Ketika seseorang melanggar aturan, tentu ada konsekuensi yang harus dihadapi. Dua jenis sanksi yang sering muncul dalam kehidupan bermasyarakat adalah sanksi sosial dan sanksi psikologis. Meski tidak seketat hukum formal, keduanya punya dampak cukup besar terhadap kehidupan seseorang.

Sanksi sosial muncul dari lingkungan sekitar sebagai bentuk tanggapan terhadap perilaku yang dianggap menyimpang. Misalnya, seseorang yang sering berbohong bisa saja dijauhi teman-temannya, atau orang yang tidak taat aturan di lingkungan RT bisa mendapat teguran atau dikucilkan dari kegiatan sosial. Ini bukan hukuman resmi, tapi tekanan dari masyarakat bisa membuat pelaku sadar akan kesalahannya.

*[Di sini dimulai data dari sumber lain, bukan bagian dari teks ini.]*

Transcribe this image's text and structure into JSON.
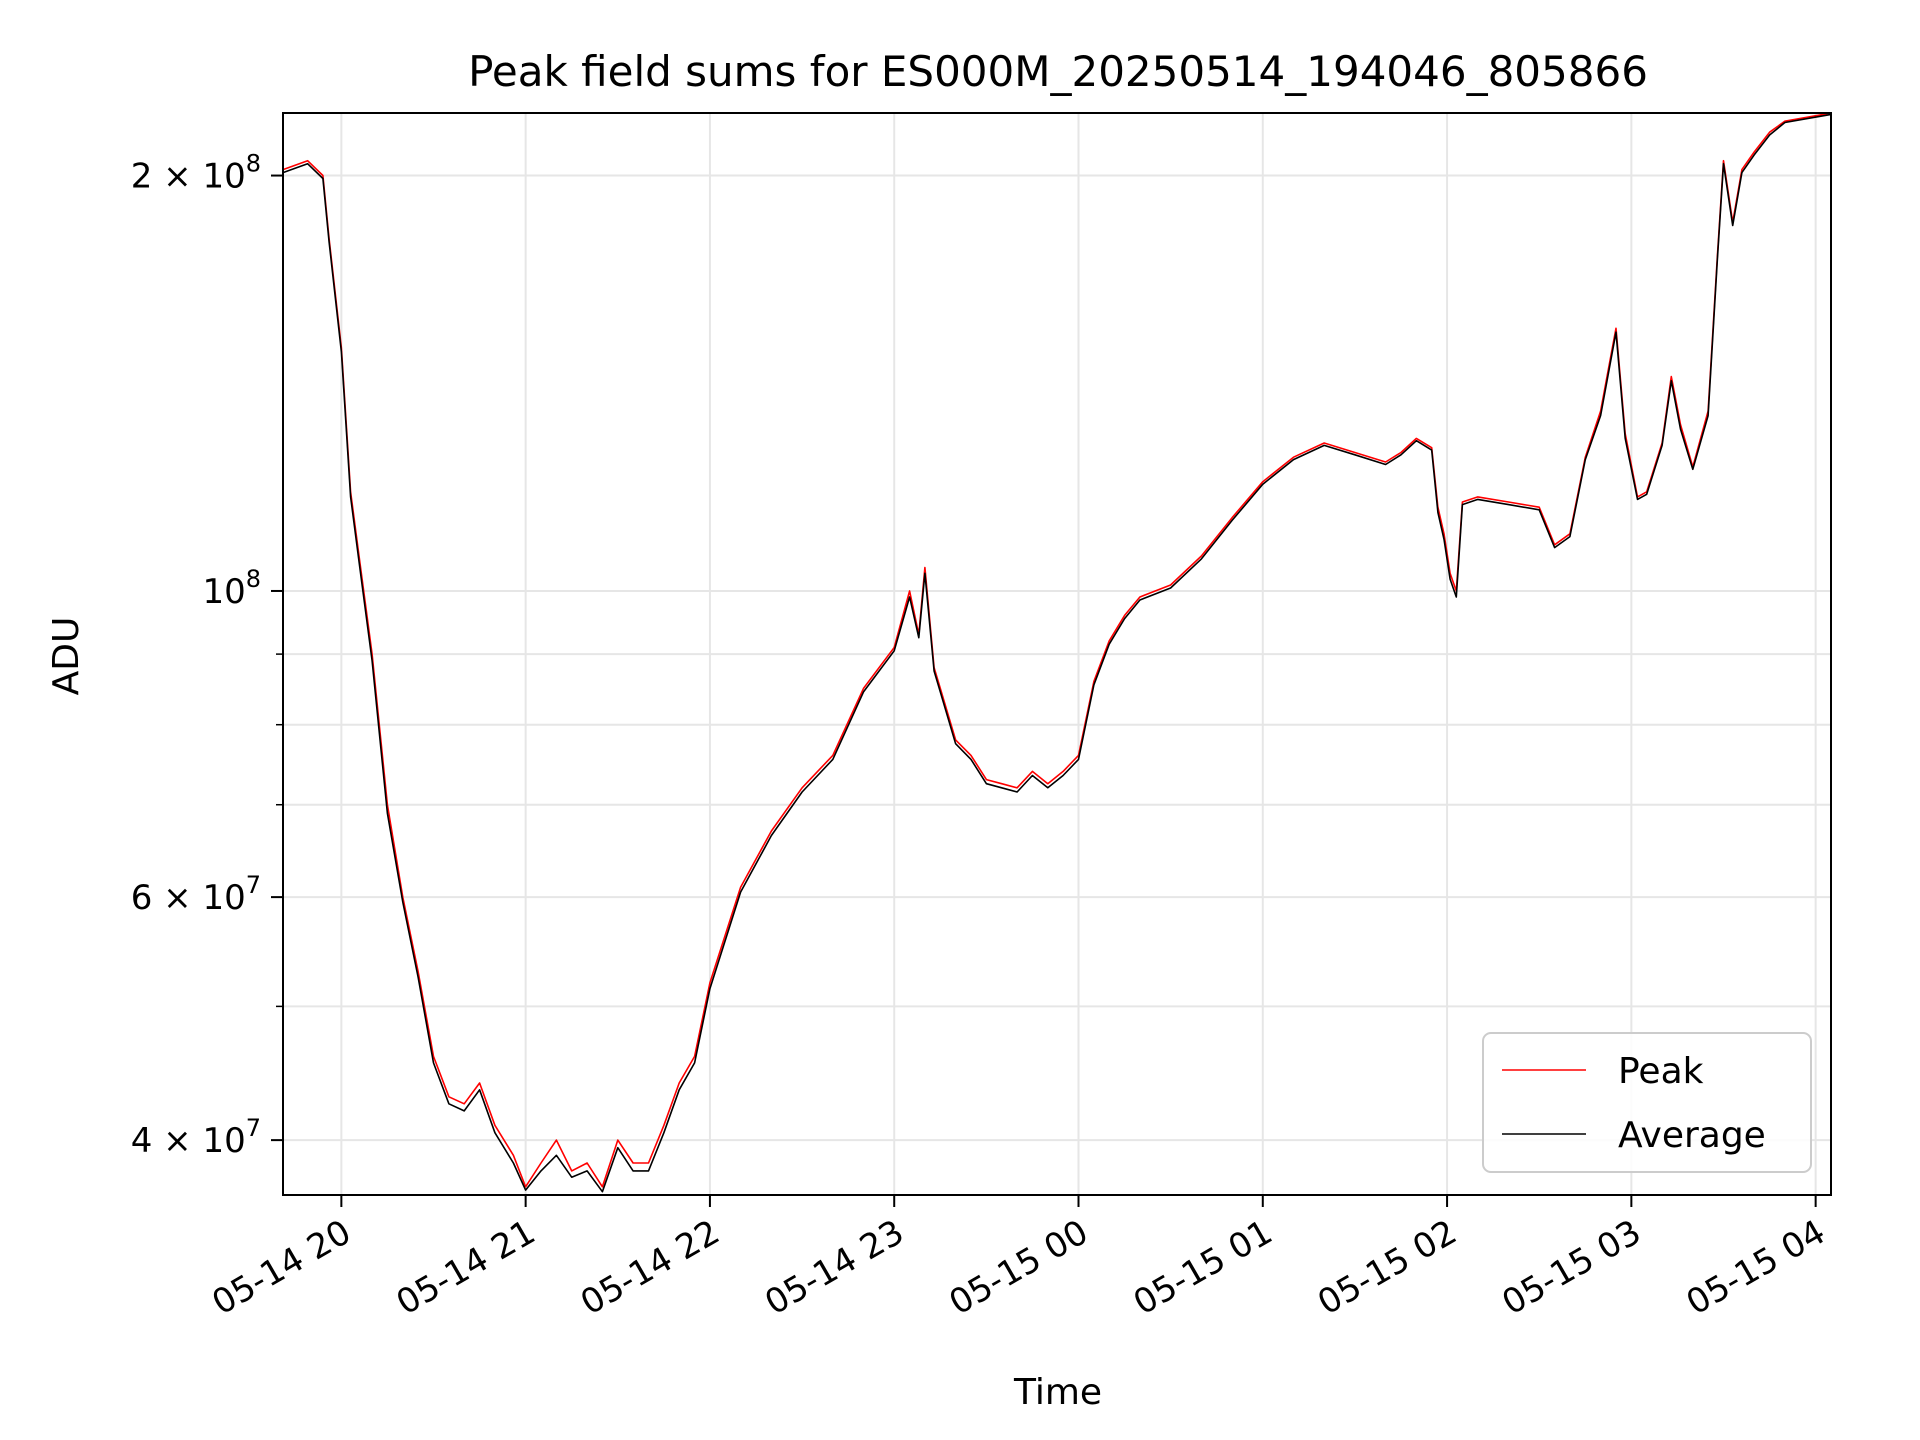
{
  "chart_data": {
    "type": "line",
    "title": "Peak field sums for ES000M_20250514_194046_805866",
    "xlabel": "Time",
    "ylabel": "ADU",
    "xlim": [
      "2025-05-14 19:41",
      "2025-05-15 04:05"
    ],
    "ylim": [
      36500000,
      222000000
    ],
    "yscale": "log",
    "grid": true,
    "legend_position": "lower right",
    "x_ticks": [
      "05-14 20",
      "05-14 21",
      "05-14 22",
      "05-14 23",
      "05-15 00",
      "05-15 01",
      "05-15 02",
      "05-15 03",
      "05-15 04"
    ],
    "y_ticks": [
      {
        "value": 40000000,
        "label": "4 × 10",
        "exp": "7"
      },
      {
        "value": 60000000,
        "label": "6 × 10",
        "exp": "7"
      },
      {
        "value": 100000000,
        "label": "10",
        "exp": "8"
      },
      {
        "value": 200000000,
        "label": "2 × 10",
        "exp": "8"
      }
    ],
    "series": [
      {
        "name": "Peak",
        "color": "#ff0000"
      },
      {
        "name": "Average",
        "color": "#000000"
      }
    ],
    "x": [
      "2025-05-14 19:41",
      "2025-05-14 19:49",
      "2025-05-14 19:54",
      "2025-05-14 19:56",
      "2025-05-14 20:00",
      "2025-05-14 20:03",
      "2025-05-14 20:06",
      "2025-05-14 20:10",
      "2025-05-14 20:15",
      "2025-05-14 20:20",
      "2025-05-14 20:25",
      "2025-05-14 20:30",
      "2025-05-14 20:35",
      "2025-05-14 20:40",
      "2025-05-14 20:45",
      "2025-05-14 20:50",
      "2025-05-14 20:56",
      "2025-05-14 21:00",
      "2025-05-14 21:05",
      "2025-05-14 21:10",
      "2025-05-14 21:15",
      "2025-05-14 21:20",
      "2025-05-14 21:25",
      "2025-05-14 21:30",
      "2025-05-14 21:35",
      "2025-05-14 21:40",
      "2025-05-14 21:45",
      "2025-05-14 21:50",
      "2025-05-14 21:55",
      "2025-05-14 22:00",
      "2025-05-14 22:10",
      "2025-05-14 22:20",
      "2025-05-14 22:30",
      "2025-05-14 22:40",
      "2025-05-14 22:50",
      "2025-05-14 23:00",
      "2025-05-14 23:05",
      "2025-05-14 23:08",
      "2025-05-14 23:10",
      "2025-05-14 23:13",
      "2025-05-14 23:15",
      "2025-05-14 23:20",
      "2025-05-14 23:25",
      "2025-05-14 23:30",
      "2025-05-14 23:35",
      "2025-05-14 23:40",
      "2025-05-14 23:45",
      "2025-05-14 23:50",
      "2025-05-14 23:55",
      "2025-05-15 00:00",
      "2025-05-15 00:05",
      "2025-05-15 00:10",
      "2025-05-15 00:15",
      "2025-05-15 00:20",
      "2025-05-15 00:30",
      "2025-05-15 00:40",
      "2025-05-15 00:50",
      "2025-05-15 01:00",
      "2025-05-15 01:10",
      "2025-05-15 01:20",
      "2025-05-15 01:30",
      "2025-05-15 01:40",
      "2025-05-15 01:45",
      "2025-05-15 01:50",
      "2025-05-15 01:55",
      "2025-05-15 01:57",
      "2025-05-15 01:59",
      "2025-05-15 02:01",
      "2025-05-15 02:03",
      "2025-05-15 02:05",
      "2025-05-15 02:10",
      "2025-05-15 02:20",
      "2025-05-15 02:30",
      "2025-05-15 02:35",
      "2025-05-15 02:40",
      "2025-05-15 02:45",
      "2025-05-15 02:50",
      "2025-05-15 02:55",
      "2025-05-15 02:58",
      "2025-05-15 03:02",
      "2025-05-15 03:05",
      "2025-05-15 03:10",
      "2025-05-15 03:13",
      "2025-05-15 03:16",
      "2025-05-15 03:20",
      "2025-05-15 03:25",
      "2025-05-15 03:28",
      "2025-05-15 03:30",
      "2025-05-15 03:33",
      "2025-05-15 03:36",
      "2025-05-15 03:40",
      "2025-05-15 03:45",
      "2025-05-15 03:50",
      "2025-05-15 04:05"
    ],
    "peak": [
      202000000,
      205000000,
      200000000,
      180000000,
      150000000,
      118000000,
      105000000,
      90000000,
      70000000,
      60000000,
      53000000,
      46000000,
      43000000,
      42500000,
      44000000,
      41000000,
      39000000,
      37000000,
      38500000,
      40000000,
      38000000,
      38500000,
      37000000,
      40000000,
      38500000,
      38500000,
      41000000,
      44000000,
      46000000,
      52000000,
      61000000,
      67000000,
      72000000,
      76000000,
      85000000,
      91000000,
      100000000,
      93000000,
      104000000,
      88000000,
      85000000,
      78000000,
      76000000,
      73000000,
      72500000,
      72000000,
      74000000,
      72500000,
      74000000,
      76000000,
      86000000,
      92000000,
      96000000,
      99000000,
      101000000,
      106000000,
      113000000,
      120000000,
      125000000,
      128000000,
      126000000,
      124000000,
      126000000,
      129000000,
      127000000,
      115000000,
      110000000,
      103000000,
      100000000,
      116000000,
      117000000,
      116000000,
      115000000,
      108000000,
      110000000,
      125000000,
      135000000,
      155000000,
      130000000,
      117000000,
      118000000,
      128000000,
      143000000,
      132000000,
      123000000,
      135000000,
      175000000,
      205000000,
      185000000,
      202000000,
      208000000,
      215000000,
      219000000,
      222000000
    ],
    "average": [
      201000000,
      204000000,
      199000000,
      179000000,
      149000000,
      117000000,
      104000000,
      89000000,
      69000000,
      59500000,
      52500000,
      45500000,
      42500000,
      42000000,
      43500000,
      40500000,
      38500000,
      36800000,
      38000000,
      39000000,
      37600000,
      38000000,
      36700000,
      39500000,
      38000000,
      38000000,
      40500000,
      43500000,
      45500000,
      51500000,
      60500000,
      66500000,
      71500000,
      75500000,
      84500000,
      90500000,
      99000000,
      92500000,
      103000000,
      87500000,
      84500000,
      77500000,
      75500000,
      72500000,
      72000000,
      71500000,
      73500000,
      72000000,
      73500000,
      75500000,
      85500000,
      91500000,
      95500000,
      98500000,
      100500000,
      105500000,
      112500000,
      119500000,
      124500000,
      127500000,
      125500000,
      123500000,
      125500000,
      128500000,
      126500000,
      114000000,
      109000000,
      102000000,
      99000000,
      115500000,
      116500000,
      115500000,
      114500000,
      107500000,
      109500000,
      124500000,
      134000000,
      154000000,
      129000000,
      116500000,
      117500000,
      127500000,
      142000000,
      131000000,
      122500000,
      134000000,
      174000000,
      204000000,
      184000000,
      201000000,
      207000000,
      214000000,
      218500000,
      221500000
    ]
  }
}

Sedangkan sanksi psikologis lebih menyentuh pada aspek batin atau perasaan seseorang. Ketika seseorang melakukan kesalahan, ia bisa merasakan rasa bersalah, cemas, atau malu. Misalnya, anak yang membuang sampah sembarangan lalu disadarkan oleh temannya, bisa merasa malu dan menyesal. Perasaan inilah yang disebut sanksi psikologis—hukuman dari dalam diri yang muncul karena kesadaran akan perbuatan salah.

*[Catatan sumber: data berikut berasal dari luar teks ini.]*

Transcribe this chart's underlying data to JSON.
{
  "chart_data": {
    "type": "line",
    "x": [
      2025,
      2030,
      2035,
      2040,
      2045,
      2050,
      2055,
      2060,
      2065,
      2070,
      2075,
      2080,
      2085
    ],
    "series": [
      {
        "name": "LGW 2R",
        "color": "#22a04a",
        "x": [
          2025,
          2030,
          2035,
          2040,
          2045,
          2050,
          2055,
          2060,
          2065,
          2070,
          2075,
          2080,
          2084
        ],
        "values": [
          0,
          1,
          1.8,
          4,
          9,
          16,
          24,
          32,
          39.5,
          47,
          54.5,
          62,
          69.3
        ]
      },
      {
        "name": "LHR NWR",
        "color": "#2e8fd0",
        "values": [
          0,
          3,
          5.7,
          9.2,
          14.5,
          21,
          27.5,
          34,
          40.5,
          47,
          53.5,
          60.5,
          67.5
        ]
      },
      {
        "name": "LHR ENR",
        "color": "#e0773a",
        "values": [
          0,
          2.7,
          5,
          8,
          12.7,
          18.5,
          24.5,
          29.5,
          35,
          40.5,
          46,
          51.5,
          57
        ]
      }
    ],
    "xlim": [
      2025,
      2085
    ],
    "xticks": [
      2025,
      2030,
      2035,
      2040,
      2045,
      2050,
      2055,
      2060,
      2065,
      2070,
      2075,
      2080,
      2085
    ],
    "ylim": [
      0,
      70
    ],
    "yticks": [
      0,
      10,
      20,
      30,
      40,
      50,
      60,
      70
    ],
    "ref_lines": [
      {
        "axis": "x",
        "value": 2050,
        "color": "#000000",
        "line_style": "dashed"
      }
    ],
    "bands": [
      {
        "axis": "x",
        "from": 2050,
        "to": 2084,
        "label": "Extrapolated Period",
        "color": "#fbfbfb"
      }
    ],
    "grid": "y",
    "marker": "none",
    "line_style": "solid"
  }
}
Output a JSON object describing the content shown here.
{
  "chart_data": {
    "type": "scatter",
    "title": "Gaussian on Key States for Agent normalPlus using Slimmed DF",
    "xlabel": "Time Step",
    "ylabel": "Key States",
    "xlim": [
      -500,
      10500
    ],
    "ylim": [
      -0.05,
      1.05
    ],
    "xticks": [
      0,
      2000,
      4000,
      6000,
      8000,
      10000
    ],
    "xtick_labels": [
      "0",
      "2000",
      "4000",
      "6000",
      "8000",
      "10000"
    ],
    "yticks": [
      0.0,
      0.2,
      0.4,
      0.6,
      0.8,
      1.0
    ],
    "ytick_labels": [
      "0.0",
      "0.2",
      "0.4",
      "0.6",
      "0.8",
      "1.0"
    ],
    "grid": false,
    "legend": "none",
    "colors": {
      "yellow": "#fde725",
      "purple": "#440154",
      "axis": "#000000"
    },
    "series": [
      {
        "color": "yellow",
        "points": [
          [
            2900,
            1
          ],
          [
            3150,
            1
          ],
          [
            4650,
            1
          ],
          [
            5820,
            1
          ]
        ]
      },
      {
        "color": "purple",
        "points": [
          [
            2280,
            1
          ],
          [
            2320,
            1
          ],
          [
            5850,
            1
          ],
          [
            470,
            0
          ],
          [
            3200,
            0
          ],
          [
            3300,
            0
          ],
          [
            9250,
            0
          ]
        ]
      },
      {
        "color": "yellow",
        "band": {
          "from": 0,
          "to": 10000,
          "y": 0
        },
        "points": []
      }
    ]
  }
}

Berbeda dengan sanksi hukum yang bersifat paksa dan formal—seperti dipenjara karena mencuri—sanksi sosial dan psikologis lebih halus namun tetap efektif dalam membentuk perilaku yang lebih baik. Keduanya mengandalkan kesadaran kolektif dan nurani, yang sering kali lebih kuat daripada ancaman hukuman fisik.

Dengan demikian, baik masyarakat maupun diri sendiri punya peran penting dalam menjaga nilai dan norma melalui sanksi-sanksi ini.